Why Lawmakers Often Let This Happen—And Why Voters Feel Played

The research describes a familiar Washington dynamic: presidents prefer unconstrained action, while many lawmakers prefer avoiding a recorded “war vote” that could haunt them in the next election. That combination steadily shifts the center of gravity toward the executive branch, even when the stakes are enormous. For voters—especially those already frustrated with elite institutions—this looks like government by insider briefings, with the public asked to pay the bill later through taxes, inflationary spending, or long-term instability.

Escalation Risk Without Buy-In: The Hidden Cost of Skipping Debate

Inskeep warns that a conflict launched without broad political buy-in can produce a second-order problem if it becomes protracted: leaders who never voted for the action have incentives to distance themselves when costs mount. The research raises the possibility of “regime change” becoming a longer arc if events go badly, but it does not provide evidence of a specific plan or timeline. The key factual takeaway is the structural risk created when big commitments are made without debate.

Citizens Carry the Burden, Even When They Had No Voice

Even without a draft, major combat operations place obligations on the public, including paying for sustained operations and absorbing the domestic consequences of international escalation.

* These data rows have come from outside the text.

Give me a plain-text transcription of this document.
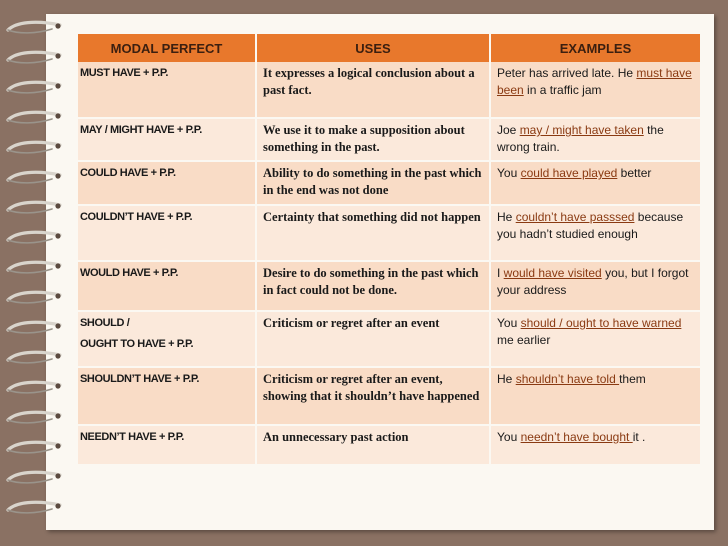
MODAL PERFECT	USES	EXAMPLES

MUST HAVE + P.P.	It expresses a logical conclusion about a past fact.	Peter has arrived late. He must have been in a traffic jam

MAY / MIGHT HAVE + P.P.	We use it to make a supposition about something in the past.	Joe may / might have taken the wrong train.

COULD HAVE + P.P.	Ability to do something in the past which in the end was not done	You could have played better

COULDN’T HAVE + P.P.	Certainty that something did not happen	He couldn’t have passsed because you hadn’t studied enough

WOULD HAVE + P.P.	Desire to do something in the past which in fact could not be done.	I would have visited you, but I forgot your address

SHOULD /
OUGHT TO HAVE + P.P.	Criticism or regret after an event	You should / ought to have warned me earlier

SHOULDN’T HAVE + P.P.	Criticism or regret after an event, showing that it shouldn’t have happened	He shouldn’t have told them

NEEDN’T HAVE + P.P.	An unnecessary past action	You needn’t have bought it .
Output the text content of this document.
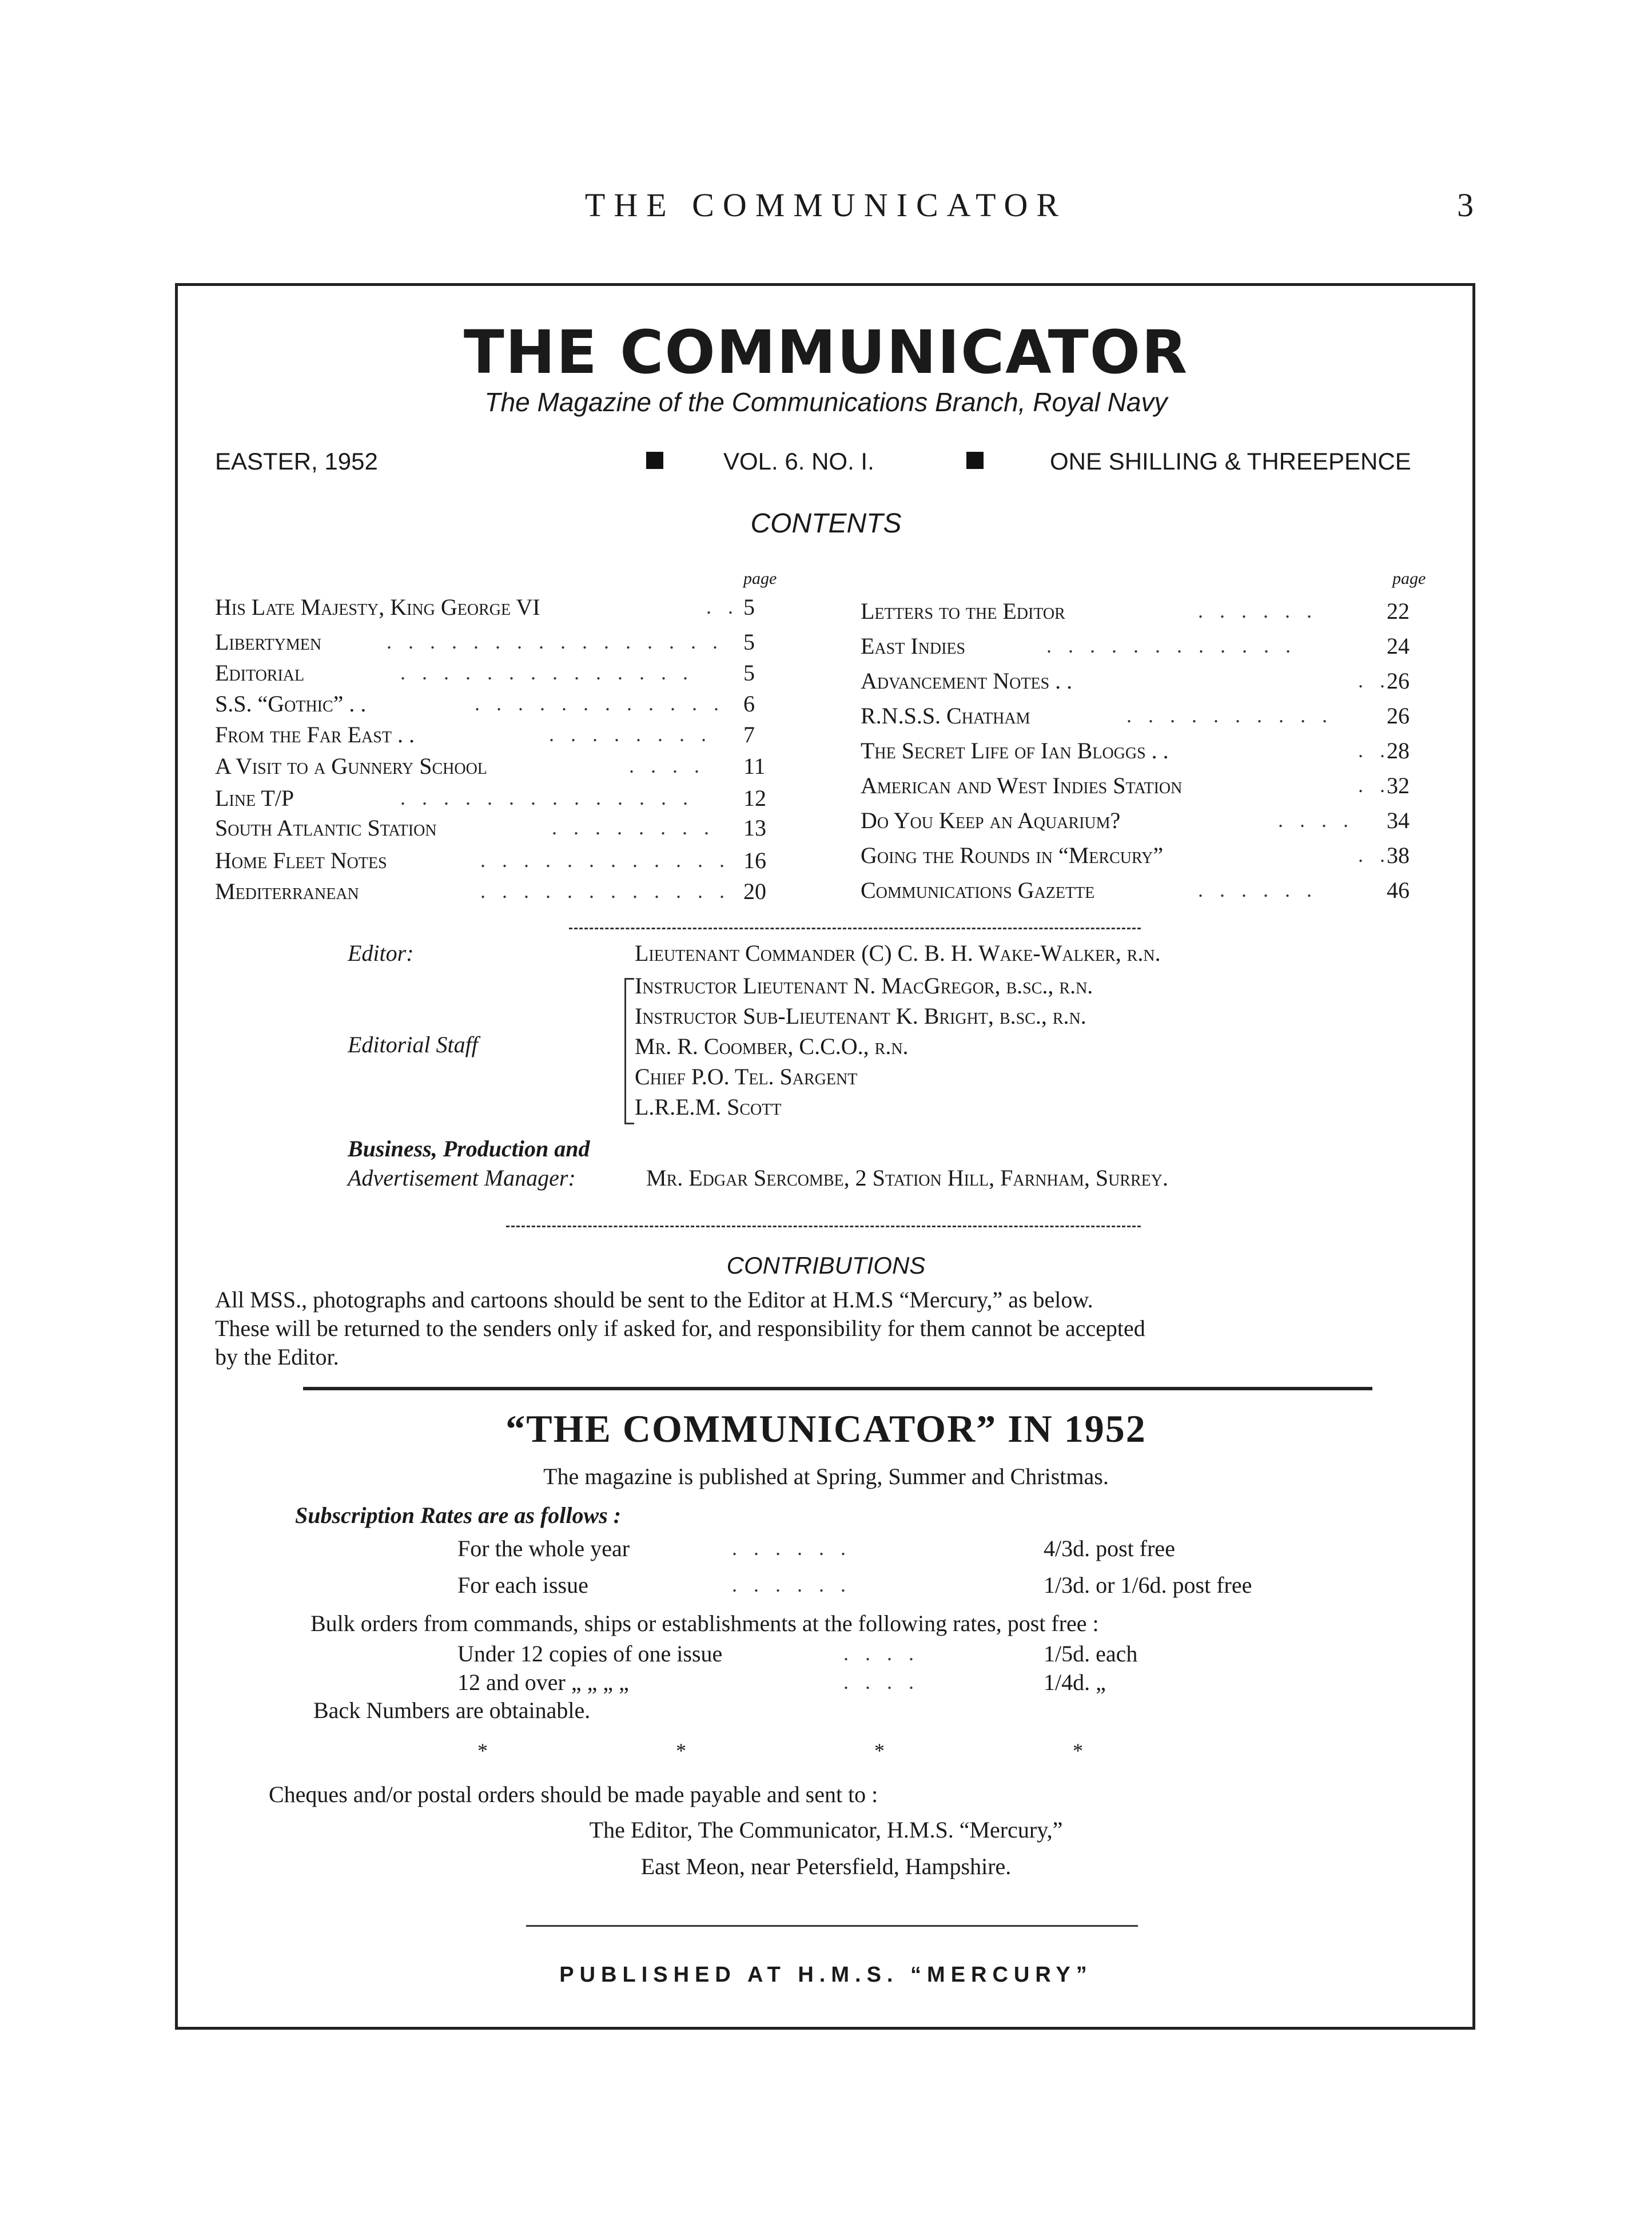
THE COMMUNICATOR	3
THE COMMUNICATOR
The Magazine of the Communications Branch, Royal Navy
EASTER, 1952	VOL. 6. NO. I.	ONE SHILLING & THREEPENCE
CONTENTS
page	page
His Late Majesty, King George VI	5
Libertymen	5
Editorial	5
S.S. “Gothic” . .	6
From the Far East . .	7
A Visit to a Gunnery School	11
Line T/P	12
South Atlantic Station	13
Home Fleet Notes	16
Mediterranean	20
. .
. . . . . . . . . . . . . . . .
. . . . . . . . . . . . . .
. . . . . . . . . . . .
. . . . . . . .
. . . .
. . . . . . . . . . . . . .
. . . . . . . .
. . . . . . . . . . . .
. . . . . . . . . . . .
Letters to the Editor	22
East Indies	24
Advancement Notes . .	26
R.N.S.S. Chatham	26
The Secret Life of Ian Bloggs . .	28
American and West Indies Station	32
Do You Keep an Aquarium?	34
Going the Rounds in “Mercury”	38
Communications Gazette	46
. . . . . .
. . . . . . . . . . . .
. .
. . . . . . . . . .
. .
. .
. . . .
. .
. . . . . .
Editor:	Lieutenant Commander (C) C. B. H. Wake-Walker, r.n.
Editorial Staff
Instructor Lieutenant N. MacGregor, b.sc., r.n.
Instructor Sub-Lieutenant K. Bright, b.sc., r.n.
Mr. R. Coomber, C.C.O., r.n.
Chief P.O. Tel. Sargent
L.R.E.M. Scott
Business, Production and
Advertisement Manager:	Mr. Edgar Sercombe, 2 Station Hill, Farnham, Surrey.
CONTRIBUTIONS
All MSS., photographs and cartoons should be sent to the Editor at H.M.S “Mercury,” as below.
These will be returned to the senders only if asked for, and responsibility for them cannot be accepted
by the Editor.
“THE COMMUNICATOR” IN 1952
The magazine is published at Spring, Summer and Christmas.
Subscription Rates are as follows :
For the whole year	. . . . . .	4/3d. post free
For each issue	. . . . . .	1/3d. or 1/6d. post free
Bulk orders from commands, ships or establishments at the following rates, post free :
Under 12 copies of one issue	. . . .	1/5d. each
12 and over „ „ „ „	. . . .	1/4d. „
Back Numbers are obtainable.
* * * *
Cheques and/or postal orders should be made payable and sent to :
The Editor, The Communicator, H.M.S. “Mercury,”
East Meon, near Petersfield, Hampshire.
PUBLISHED AT H.M.S. “MERCURY”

The research also notes that conscientious objector processes exist under Selective Service rules, but those mechanisms apply after registration and do not substitute for democratic consent before war. In a system built on representation, the basic legitimacy question remains: who authorized the mission, and by what public argument?

The research ultimately highlights a bipartisan institutional problem that outlives any one president: Congress increasingly functions as a spectator to decisions it was designed to control. Conservatives who worry about an unaccountable “deep state” and liberals who fear executive overreach land in the same place when war is launched by narrow process and announced after the fact. If lawmakers want to rebuild trust, the evidence here points to a simple step: debate first, vote clearly, and own the outcome.